Cancer Risks, Toxic Gases, and a $3 Billion Price Tag: Iraq Confronts Its Plastic Waste Crisis
Iraq's Ministry of Environment says the country produces nearly 16,000 tons of plastic waste every day, driving cancer risks, toxic pollution, and an annual import bill of nearly $3 billion
ERBIL (Kurdistan24) - Every day, across Iraq's cities and towns, approximately 40 million people discard around one kilogram of waste each.
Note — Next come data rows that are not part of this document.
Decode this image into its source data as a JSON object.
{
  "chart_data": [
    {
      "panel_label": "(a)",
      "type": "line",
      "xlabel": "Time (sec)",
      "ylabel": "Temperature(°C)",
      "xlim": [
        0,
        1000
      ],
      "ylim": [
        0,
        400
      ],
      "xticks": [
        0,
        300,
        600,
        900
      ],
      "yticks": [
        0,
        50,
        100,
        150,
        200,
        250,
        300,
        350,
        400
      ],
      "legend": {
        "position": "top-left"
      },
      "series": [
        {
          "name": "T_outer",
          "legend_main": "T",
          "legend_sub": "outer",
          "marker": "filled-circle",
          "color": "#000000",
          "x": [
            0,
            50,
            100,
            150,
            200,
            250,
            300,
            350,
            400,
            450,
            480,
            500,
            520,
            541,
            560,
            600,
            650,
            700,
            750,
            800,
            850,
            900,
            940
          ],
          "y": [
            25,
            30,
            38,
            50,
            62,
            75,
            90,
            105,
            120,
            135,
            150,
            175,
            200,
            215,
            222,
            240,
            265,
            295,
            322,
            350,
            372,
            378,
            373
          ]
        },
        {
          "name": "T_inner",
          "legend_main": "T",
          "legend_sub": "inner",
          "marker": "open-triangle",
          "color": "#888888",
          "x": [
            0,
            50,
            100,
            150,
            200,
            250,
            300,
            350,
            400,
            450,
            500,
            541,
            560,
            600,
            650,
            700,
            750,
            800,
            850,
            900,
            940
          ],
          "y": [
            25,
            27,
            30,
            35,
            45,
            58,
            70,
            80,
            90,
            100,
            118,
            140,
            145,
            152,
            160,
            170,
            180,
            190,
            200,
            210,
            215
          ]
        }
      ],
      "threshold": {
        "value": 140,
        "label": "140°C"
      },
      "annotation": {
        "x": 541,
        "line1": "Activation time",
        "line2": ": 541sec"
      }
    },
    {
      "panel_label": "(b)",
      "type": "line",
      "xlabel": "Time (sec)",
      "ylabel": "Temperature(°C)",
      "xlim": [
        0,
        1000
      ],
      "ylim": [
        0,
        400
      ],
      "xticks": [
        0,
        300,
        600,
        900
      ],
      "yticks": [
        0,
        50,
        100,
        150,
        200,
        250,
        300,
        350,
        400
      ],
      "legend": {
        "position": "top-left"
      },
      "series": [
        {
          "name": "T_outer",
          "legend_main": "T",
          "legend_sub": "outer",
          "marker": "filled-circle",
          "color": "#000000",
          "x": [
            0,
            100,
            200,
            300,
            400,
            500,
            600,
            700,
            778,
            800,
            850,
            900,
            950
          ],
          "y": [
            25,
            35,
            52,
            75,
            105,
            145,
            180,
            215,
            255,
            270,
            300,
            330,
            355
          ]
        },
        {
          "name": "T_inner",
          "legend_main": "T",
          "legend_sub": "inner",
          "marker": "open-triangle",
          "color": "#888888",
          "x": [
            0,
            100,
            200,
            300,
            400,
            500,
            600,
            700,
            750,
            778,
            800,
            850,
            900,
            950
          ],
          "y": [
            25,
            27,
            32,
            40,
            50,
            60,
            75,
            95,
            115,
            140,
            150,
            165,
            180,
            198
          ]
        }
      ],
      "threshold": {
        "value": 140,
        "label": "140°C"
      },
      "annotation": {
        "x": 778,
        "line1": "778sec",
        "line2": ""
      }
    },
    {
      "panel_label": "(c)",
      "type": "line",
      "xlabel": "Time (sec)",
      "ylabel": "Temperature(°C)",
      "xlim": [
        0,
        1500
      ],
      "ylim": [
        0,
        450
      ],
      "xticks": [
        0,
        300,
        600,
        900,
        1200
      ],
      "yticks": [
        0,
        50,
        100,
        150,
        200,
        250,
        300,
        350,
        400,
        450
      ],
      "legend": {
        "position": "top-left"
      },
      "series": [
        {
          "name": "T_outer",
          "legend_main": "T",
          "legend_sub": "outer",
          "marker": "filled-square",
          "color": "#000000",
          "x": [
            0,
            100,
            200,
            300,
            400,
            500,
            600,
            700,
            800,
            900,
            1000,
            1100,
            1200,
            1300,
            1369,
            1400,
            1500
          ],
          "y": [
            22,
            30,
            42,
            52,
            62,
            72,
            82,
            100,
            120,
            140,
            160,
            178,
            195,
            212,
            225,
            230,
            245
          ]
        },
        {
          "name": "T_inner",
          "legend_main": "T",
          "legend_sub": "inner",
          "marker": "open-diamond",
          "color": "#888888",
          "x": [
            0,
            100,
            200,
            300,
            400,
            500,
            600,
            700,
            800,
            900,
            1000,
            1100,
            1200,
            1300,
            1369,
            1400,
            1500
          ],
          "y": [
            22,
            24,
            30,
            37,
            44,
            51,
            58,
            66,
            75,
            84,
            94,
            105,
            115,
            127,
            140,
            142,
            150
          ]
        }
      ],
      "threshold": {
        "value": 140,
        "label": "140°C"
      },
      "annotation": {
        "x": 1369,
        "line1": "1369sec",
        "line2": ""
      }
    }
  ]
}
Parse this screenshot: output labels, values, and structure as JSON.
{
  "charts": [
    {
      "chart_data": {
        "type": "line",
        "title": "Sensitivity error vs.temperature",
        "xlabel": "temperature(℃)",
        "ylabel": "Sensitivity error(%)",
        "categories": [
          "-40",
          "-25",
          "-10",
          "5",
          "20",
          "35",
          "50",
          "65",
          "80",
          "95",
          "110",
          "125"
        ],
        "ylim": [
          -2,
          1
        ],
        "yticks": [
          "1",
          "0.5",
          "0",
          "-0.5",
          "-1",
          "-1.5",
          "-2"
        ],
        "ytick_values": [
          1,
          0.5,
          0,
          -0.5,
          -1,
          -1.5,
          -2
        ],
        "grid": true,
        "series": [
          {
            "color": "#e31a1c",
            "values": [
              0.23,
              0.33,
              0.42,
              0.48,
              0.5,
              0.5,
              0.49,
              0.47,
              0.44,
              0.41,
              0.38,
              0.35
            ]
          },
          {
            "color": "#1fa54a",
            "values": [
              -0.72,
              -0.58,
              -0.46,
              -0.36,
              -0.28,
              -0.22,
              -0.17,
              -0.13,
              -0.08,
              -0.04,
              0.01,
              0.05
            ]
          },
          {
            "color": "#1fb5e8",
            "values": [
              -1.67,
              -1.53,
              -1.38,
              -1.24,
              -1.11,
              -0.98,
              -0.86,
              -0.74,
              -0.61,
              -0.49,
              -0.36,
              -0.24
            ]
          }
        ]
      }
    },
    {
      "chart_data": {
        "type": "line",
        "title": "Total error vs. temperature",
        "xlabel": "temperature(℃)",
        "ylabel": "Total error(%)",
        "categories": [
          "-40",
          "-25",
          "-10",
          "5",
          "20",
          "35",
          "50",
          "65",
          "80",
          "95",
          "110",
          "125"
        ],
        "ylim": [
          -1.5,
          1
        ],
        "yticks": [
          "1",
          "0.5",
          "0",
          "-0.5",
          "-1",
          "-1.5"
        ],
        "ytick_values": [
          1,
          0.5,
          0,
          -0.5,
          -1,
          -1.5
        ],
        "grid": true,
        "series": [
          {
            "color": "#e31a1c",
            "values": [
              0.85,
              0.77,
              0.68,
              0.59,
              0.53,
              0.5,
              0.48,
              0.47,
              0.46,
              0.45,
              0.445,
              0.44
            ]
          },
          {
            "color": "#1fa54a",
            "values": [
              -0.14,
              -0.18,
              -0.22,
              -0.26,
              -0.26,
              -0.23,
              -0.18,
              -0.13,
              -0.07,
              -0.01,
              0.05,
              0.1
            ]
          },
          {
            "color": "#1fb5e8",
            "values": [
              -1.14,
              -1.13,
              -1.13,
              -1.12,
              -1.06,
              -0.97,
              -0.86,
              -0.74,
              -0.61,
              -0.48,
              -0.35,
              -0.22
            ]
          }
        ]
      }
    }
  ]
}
Some 400 grams of that is plastic. Multiplied across the population, the result is staggering: nearly 16,000 tons of plastic waste generated every single day, a figure Iraq's Ministry of Environment is now placing at the center of a national emergency.
The ministry's spokesperson, Luay al-Mukhtar, welcomed a recent Council of Ministers decision to reduce reliance on single-use plastic bags in markets, bakeries, and butcher shops.
"The decision is an important one," he said, "and will have an impact across three dimensions: health, environmental, and economic."
The health dimension, Mukhtar warned, is severe. Plastic bags are polymer-based materials that do not decompose easily.
They contain microplastics and chemical dyes that, when exposed to heat, leach into food, contributing to cancer and damage to the nervous system.
The ministry has also called for a broader reduction in the use of plastic water bottles and containers.
On the environmental side, Mukhtar noted that plastic waste does not biodegrade and is most often incinerated, releasing toxic gases and causing widespread damage to biodiversity, fish stocks, and animal populations across the country.
The economic cost
The financial toll is equally sobering. Mukhtar revealed that Iraq spends an enormous sum annually on plastic imports.
According to 2021 figures, the country spent nearly $3 billion importing plastic materials from Türkiye, China, the UAE, Kuwait, Saudi Arabia, and Jordan.
Managing the daily accumulation of 16,000 tons of plastic waste also requires a vast workforce, heavy transport infrastructure, and significant fuel consumption — costs that fall squarely on the government's shoulders.
The Council of Ministers' decision to limit single-use plastics in commercial settings represents a first step, but the scale of the problem underscores how much further Iraq must go.
With nearly $3 billion flowing out of the country annually to feed a habit that is poisoning its soil, waterways, and people, the ministry's message is unambiguous: the plastic crisis is not merely an environmental inconvenience, it is a threat to public health and economic stability alike.